You can make minor updates to animation within Unreal Engine itself but that is not what it is designed to do. So the majority of your animations must come from an external program like Blender or Maya.

You can do whatever you want with animations or assets you create yourself. But I should point out that giving credit to other people for their assets is not a substitute for an actual license to use their stuff commercially. You need to make sure anything you use from a 3rd party comes with an explicit license stating the terms of use.

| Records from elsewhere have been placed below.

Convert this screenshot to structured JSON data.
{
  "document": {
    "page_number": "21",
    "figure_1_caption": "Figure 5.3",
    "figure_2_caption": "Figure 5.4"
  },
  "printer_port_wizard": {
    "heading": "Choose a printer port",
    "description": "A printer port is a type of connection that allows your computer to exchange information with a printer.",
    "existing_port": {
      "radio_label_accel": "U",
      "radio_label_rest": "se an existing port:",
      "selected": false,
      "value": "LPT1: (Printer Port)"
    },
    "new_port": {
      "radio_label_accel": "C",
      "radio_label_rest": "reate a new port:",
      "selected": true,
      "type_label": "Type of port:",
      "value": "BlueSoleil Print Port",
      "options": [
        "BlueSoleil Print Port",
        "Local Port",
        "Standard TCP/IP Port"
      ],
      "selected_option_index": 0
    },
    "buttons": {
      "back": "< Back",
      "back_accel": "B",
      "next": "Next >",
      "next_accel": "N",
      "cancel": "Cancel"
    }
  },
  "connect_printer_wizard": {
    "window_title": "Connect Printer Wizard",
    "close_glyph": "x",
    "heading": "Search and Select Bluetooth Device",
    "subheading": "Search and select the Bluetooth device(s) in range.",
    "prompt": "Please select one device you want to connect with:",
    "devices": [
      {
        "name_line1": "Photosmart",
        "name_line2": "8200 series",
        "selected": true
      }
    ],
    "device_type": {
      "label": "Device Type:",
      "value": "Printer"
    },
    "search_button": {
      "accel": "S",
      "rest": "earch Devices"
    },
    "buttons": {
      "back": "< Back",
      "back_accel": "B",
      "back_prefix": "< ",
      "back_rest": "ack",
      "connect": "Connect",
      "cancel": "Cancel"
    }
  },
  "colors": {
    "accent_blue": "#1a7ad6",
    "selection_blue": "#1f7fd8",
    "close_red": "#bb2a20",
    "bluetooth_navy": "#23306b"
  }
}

Depends. If the skeletal mesh of her has the same bone naming as the UE4 one and is in a pose that is similar to the UE4 mannequin rest pose then you can even mix anims from the UE4 marketplace (there are even free ones) with the ones that you create yourself using retargetting. So I would always try to use an armature that is similar to keep that option open as it could speed up things significant. Animating itself is easier in Blender in my opinion (IK). Regarding the license: If you created the mesh yourself from scratch in Blender then it’s yours. If you used someone else work you have to check always. There are free possibilities like Makehuman (only official version) that should create UE4 license compatible exports and others like the ManualLab Blender plugin fork that creates AGPL ones (that are not compatible). If you get assets from some blendermarket or cgtrader you have to check. Assets from UE4 market place could be used in your game.